Il mourut paisiblement, le soir du troisième jour. Et quand on lui eut fermé les yeux, sur son démontable perfectionné, Higgins me dit très sérieusement, comme il faisait tout :

— On ne peut pas le ramener à Bamako, c’est trop loin : il faut l’enterrer ici. Mais de quelle religion était-il ?

Bien entendu, je ne savais pas. Il n’avait jamais parlé de rien, et c’était des choses dont il se fichait, je suppose. Mais je dis, à cause de son nom :

— C’est plus probable qu’il était juif, ce petit.

— Well, répond Higgins, je ne sais pas les prières juives, moi ! Et on ne peut pas l’enterrer sans rien faire : c’est un blanc… Mais les prières des protestants anglais, c’est si pareil : tout tiré du Livre de Job !

Il alla chercher dans sa cantine un petit bouquin relié en chagrin noir, et quand on eut creusé la fosse et qu’on y eut descendu le corps, il se mit à lire très gravement, vous savez, très gravement, des choses à fendre l’âme, qu’il traduisait à mesure. Je ne me rappelle plus tout, naturellement, seulement des phrases, de temps en temps. Et pour traduire, parce qu’il se donnait du mal, il reprenait l’accent anglais : « Nous n’apportons rien en ce monde, et il est sûr que nous n’en pouvons rien emporter… car l’homme marche dans une ombre vaine, il entasse les richesses, et il ne peut dire qui les récoltera : et tu tournes l’homme en destruction, Seigneur, et tu dis après : « Renaissez, vous, enfants des hommes ! » Car un millier d’années, pour toi, c’est comme hier ; et tout ce qui est passé, ce n’est pour toi que comme une heure de la nuit passée… »

Ça dura très longtemps, et c’était drôle, drôle, à cause de l’accent anglais. Et pourtant, nous n’avions pas envie de rire, nous pleurions tous. Voilà comment nous l’avons enterré, ce Parisien que nous ne connaissions pas.

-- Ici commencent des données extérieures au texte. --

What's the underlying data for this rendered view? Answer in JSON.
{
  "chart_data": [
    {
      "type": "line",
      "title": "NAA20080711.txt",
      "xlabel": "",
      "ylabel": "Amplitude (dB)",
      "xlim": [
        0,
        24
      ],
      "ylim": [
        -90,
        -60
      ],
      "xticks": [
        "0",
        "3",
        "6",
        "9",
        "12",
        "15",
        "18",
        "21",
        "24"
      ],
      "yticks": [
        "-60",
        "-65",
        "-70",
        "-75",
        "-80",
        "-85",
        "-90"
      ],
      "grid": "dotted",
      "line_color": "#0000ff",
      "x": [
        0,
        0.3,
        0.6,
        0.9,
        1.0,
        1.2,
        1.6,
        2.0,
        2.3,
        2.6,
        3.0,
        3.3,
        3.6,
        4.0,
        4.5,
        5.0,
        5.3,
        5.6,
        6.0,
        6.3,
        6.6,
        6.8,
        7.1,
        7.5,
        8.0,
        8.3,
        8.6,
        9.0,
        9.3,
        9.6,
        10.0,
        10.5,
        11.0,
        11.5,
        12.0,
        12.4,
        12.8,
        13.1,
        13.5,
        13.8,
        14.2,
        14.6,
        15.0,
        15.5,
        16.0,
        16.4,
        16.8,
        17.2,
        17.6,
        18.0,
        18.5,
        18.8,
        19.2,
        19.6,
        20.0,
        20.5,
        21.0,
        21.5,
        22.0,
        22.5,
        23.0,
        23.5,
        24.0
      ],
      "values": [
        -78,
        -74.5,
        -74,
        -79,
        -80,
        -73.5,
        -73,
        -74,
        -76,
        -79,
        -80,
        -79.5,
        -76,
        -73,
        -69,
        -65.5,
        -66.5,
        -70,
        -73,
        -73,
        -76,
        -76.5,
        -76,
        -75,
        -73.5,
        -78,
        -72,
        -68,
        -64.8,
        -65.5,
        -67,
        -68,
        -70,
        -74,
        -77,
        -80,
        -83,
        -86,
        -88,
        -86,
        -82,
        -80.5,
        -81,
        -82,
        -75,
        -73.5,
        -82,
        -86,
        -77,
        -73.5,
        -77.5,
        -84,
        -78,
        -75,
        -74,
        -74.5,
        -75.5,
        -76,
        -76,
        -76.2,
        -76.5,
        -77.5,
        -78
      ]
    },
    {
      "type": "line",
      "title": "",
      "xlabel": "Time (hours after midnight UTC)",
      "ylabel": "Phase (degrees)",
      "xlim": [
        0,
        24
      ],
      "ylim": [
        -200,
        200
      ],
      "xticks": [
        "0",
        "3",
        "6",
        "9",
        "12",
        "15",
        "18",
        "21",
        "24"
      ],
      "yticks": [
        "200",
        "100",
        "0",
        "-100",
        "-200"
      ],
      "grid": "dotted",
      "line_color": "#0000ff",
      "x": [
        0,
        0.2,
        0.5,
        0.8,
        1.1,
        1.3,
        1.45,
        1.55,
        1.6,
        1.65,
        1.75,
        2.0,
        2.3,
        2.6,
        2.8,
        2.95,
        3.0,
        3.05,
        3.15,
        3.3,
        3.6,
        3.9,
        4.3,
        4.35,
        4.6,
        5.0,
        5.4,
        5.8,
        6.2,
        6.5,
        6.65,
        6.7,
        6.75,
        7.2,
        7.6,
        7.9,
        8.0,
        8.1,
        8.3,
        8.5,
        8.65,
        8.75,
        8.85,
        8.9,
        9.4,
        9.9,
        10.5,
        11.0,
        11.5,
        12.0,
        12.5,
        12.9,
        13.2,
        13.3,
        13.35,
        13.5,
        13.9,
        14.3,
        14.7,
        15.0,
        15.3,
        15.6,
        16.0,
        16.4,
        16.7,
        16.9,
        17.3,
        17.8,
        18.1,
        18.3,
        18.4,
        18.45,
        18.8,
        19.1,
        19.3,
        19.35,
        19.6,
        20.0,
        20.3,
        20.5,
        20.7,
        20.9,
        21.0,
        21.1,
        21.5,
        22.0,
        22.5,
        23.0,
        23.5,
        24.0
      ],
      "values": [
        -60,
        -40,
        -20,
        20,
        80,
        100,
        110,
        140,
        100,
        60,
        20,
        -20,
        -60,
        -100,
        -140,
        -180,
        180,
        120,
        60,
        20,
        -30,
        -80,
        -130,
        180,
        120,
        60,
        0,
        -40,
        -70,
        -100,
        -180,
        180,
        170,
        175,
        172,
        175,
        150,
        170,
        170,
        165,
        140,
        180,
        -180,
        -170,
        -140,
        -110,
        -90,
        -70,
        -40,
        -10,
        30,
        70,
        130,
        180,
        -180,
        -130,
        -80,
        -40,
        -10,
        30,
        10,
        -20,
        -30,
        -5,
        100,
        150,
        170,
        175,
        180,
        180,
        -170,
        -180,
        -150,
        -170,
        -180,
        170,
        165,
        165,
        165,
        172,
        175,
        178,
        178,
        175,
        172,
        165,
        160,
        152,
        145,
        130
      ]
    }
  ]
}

» … Maintenant, vous me dites qu’il est mort à son tour, cet Higgins, chef de la flottille. Ça ne m’étonne pas, je répète, parce qu’il prenait trop de whisky. Mais ça me fait du chagrin tout de même, et je me demande s’il a pu trouver quelqu’un à son tour, pour lui réciter ces machines du Livre de Job. Ça lui aurait fait plaisir. Mais ce n’est pas probable : lui, il savait tout faire, mais il n’y avait que lui…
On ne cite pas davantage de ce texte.